イスラエルとパレスチナ 育て、融和の心の種と芽
米主導の圧力の結果、朝鮮半島の南北融和は急進展。だがパレスチナは、国連パレスチナ難民救済事業機関への拠出停止その他の米国の圧力に強く反発、対イスラエル融和どころか第3次インティファーダ(民衆蜂起)の懸念すら出ている。
だがそんな嵐の中で、融和と共生のための種や芽の存在によけい注目したくなる。日本でも小さな種は播(ま)かれている。
NPO法人「聖地のこどもを支える会」代表の井上弘子さん(79)が、少々弾んだ声で今年のうれしい成果を語ってくれた。2005年から毎夏イスラエル、パレスチナの青少年を日本に招く「平和の架け橋」運動を続け、広島や東日本大震災被災地などにも招いた。今年も8月に長野で半月間の交流合宿を行った。
成果は、初めて紛争の“主戦場”ガザ地区の青年が参加したことだった。青年はフェイスブックで見て参加を強く希望したが、イスラエルに出る検問所通過ビザが、3カ月待っても出ずじまい。南のエジプトへ回り10日以上も遅れて来日した。だが、とにかくガザとイスラエル間の架け橋が実現したのだった。
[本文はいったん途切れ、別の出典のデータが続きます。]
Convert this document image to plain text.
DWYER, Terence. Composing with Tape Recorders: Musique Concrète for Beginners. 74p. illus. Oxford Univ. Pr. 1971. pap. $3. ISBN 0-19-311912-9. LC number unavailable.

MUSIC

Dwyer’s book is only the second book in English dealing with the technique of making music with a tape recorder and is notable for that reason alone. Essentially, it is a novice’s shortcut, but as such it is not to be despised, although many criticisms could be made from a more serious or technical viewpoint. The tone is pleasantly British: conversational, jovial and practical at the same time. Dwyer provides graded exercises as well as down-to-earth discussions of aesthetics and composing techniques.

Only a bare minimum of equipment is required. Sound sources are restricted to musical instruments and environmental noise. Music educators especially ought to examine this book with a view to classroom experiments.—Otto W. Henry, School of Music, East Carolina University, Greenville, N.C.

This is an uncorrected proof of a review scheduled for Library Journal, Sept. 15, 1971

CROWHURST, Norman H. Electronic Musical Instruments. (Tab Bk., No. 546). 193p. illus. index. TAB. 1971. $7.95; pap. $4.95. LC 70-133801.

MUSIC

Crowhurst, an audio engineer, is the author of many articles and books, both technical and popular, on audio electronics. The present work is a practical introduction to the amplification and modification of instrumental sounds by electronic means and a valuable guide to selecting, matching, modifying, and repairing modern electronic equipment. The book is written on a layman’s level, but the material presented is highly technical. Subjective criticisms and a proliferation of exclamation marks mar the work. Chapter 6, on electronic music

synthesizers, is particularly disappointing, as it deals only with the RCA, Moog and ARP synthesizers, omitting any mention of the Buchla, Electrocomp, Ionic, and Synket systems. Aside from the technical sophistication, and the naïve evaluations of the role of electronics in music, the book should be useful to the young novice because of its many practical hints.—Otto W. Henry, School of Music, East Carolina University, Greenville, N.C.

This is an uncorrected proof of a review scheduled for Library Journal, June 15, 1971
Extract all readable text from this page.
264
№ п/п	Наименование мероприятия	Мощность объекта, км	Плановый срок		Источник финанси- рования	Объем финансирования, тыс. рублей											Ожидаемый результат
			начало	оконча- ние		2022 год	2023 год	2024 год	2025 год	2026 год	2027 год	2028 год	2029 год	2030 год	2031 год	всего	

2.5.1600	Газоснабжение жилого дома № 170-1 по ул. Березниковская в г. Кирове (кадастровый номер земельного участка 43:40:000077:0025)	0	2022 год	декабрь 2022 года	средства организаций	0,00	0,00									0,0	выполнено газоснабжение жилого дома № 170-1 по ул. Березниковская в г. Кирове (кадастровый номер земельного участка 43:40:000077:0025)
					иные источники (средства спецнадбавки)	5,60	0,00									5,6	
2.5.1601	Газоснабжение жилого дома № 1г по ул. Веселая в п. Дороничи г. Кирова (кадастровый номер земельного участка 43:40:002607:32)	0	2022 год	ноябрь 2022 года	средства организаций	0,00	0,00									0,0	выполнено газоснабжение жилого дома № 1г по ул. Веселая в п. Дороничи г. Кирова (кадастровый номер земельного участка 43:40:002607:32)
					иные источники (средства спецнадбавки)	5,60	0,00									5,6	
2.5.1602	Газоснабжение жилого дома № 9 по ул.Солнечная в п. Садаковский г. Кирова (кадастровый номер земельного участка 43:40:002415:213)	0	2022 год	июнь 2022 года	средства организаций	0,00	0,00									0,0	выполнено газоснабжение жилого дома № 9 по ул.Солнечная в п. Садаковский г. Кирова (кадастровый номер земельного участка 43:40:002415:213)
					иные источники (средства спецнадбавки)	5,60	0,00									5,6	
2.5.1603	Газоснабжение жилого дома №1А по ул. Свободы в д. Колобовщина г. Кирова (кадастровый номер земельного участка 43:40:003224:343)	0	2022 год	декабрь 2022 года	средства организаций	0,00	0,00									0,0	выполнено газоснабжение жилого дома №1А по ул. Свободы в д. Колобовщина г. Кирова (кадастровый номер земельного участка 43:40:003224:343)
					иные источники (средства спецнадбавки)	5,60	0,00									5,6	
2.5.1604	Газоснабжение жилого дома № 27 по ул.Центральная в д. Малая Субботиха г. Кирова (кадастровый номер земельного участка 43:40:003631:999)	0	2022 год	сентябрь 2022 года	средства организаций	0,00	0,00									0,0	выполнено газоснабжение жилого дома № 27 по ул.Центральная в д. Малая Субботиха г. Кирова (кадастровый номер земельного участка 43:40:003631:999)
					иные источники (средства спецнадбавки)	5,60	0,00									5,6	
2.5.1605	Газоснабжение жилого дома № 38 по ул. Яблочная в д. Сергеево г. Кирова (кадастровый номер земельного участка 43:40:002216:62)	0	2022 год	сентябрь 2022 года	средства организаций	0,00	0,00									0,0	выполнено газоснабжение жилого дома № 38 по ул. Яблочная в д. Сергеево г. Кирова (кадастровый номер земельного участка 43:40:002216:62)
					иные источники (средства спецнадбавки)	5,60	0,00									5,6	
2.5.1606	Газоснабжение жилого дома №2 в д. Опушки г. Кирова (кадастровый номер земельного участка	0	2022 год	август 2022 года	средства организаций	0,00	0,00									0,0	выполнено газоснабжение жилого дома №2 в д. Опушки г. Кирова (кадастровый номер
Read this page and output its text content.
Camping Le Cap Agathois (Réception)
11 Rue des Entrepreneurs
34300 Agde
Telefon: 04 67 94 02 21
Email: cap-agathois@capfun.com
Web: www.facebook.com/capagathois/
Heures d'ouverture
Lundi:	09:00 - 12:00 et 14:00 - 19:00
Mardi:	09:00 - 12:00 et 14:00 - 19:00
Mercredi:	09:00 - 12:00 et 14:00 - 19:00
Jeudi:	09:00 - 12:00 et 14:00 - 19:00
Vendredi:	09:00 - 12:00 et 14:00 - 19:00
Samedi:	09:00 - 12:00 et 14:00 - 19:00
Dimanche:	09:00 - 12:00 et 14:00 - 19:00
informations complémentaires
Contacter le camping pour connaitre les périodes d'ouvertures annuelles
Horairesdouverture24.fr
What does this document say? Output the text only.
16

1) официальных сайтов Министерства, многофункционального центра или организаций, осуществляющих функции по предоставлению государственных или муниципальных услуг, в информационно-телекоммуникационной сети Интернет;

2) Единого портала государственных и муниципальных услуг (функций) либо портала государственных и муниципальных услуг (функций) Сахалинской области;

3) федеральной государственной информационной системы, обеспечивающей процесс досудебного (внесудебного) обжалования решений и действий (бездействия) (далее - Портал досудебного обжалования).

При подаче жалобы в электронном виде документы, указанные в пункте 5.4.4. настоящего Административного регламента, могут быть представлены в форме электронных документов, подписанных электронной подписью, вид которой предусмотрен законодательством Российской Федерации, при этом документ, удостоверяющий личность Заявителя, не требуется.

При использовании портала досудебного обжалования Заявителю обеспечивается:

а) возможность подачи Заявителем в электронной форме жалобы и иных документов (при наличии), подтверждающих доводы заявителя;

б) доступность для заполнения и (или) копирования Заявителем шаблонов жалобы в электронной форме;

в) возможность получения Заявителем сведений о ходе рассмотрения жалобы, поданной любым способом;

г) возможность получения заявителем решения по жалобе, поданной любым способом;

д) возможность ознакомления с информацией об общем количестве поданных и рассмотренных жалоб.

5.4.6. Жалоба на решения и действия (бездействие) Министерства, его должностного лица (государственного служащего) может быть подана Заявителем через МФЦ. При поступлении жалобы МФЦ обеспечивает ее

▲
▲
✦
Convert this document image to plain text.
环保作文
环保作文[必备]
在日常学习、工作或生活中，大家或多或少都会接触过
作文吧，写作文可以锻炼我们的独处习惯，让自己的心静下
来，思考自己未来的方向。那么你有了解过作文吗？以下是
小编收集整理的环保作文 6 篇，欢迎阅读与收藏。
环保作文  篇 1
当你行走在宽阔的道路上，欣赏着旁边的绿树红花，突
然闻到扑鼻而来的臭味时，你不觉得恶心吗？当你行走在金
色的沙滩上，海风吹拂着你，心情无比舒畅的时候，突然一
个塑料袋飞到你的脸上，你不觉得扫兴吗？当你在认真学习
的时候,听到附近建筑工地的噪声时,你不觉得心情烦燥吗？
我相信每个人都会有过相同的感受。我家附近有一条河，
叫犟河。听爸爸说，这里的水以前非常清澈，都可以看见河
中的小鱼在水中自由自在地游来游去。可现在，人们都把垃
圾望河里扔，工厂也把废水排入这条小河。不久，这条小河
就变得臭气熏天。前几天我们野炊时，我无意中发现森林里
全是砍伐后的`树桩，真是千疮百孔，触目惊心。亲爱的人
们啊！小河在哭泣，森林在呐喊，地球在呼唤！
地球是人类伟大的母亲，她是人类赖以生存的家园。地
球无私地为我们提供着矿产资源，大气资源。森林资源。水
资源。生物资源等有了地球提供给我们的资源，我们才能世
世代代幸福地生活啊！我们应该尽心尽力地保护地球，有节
他のNPO法人もやっている。PFJ(ピース・フィールド・ジャパン)は、イスラエル、パレスチナ(ヨルダン川西岸地区)の女子高校生各4人に、日本の田舎の里山の平和・共生の文化にふれてもらうプロジェクトを実施している。15年前、PFJの前身の団体がまず親善サッカーから始めた時、私も行ったが、そこでは笑顔だけがはじけていた。
臓器移植の実話も思い起こさずにはいられない。05年に西岸地区で、イスラエル兵の銃撃で殺された12歳のアフメド・ハティブ君の両親の決断。心臓など4臓器がイスラエルのユダヤ人4人、アラブ人2人に移植された。彼の母親は言った。「息子に苦しんでほしくなかった。他の子供にも、なに人であれ苦しんでほしくないのです」
01年、第2次インティファーダの最中のエルサレムで射殺された33歳のパレスチナ人、マゼン・ジューラニさんの臓器はイスラエル人3人に提供され、03年に事故死した11歳のパレスチナ人少年は、イスラエルの子供4人の命を救った。
逆方向では、02年、テルアビブ留学中だった19歳の英国籍ユダヤ人、ヨニ・ジェスナーさんの臓器が、パレスチナ人少女に移植された。彼はガザを支配するイスラム原理主義組織、ハマスによる自爆攻撃の犠牲者だった。
公表されていない移植もかなりあるという。胸を打つ移植の話は、広く長く知られてほしい。
さらに、09年のガザ紛争の際、自宅がイスラエル軍戦車に攻撃され3人の娘と姪(めい)を失った医師、イゼルディン・アブエライシュ氏(63)の活動も思う。その後、憎悪でなく対話・和解・平和をと訴え続け、平和賞などを幾つも受賞した。著書の題名も「私は憎まない」。娘たちを記念し設立した「永久の娘たち基金」の目的も、イスラエル、パレスチナなどの大学で学ぶ女子学生の支援である。その著書がもっと読まれ、彼の話が現地の学校教科書にもっと載ってほしい、と思う。
こうした融和の心の種や芽が成長し実を結ぶために、重要なのはやはり教育と情報の伝播(でんぱ)だろう。以前テレビで、ガザの子供たちに、ハマスがイスラエル国旗を踏んづけるよう教えている場面を見た。そんな教育でない教育である。
安倍首相は先週の国連総会演説で、来年から毎年ガザの小中学校教員約10人を日本に招く計画を公表した。日本政府の事業だと、イスラエルも検問所の妨害などはし難いだろう。この平和教育研修の成果も期待したい。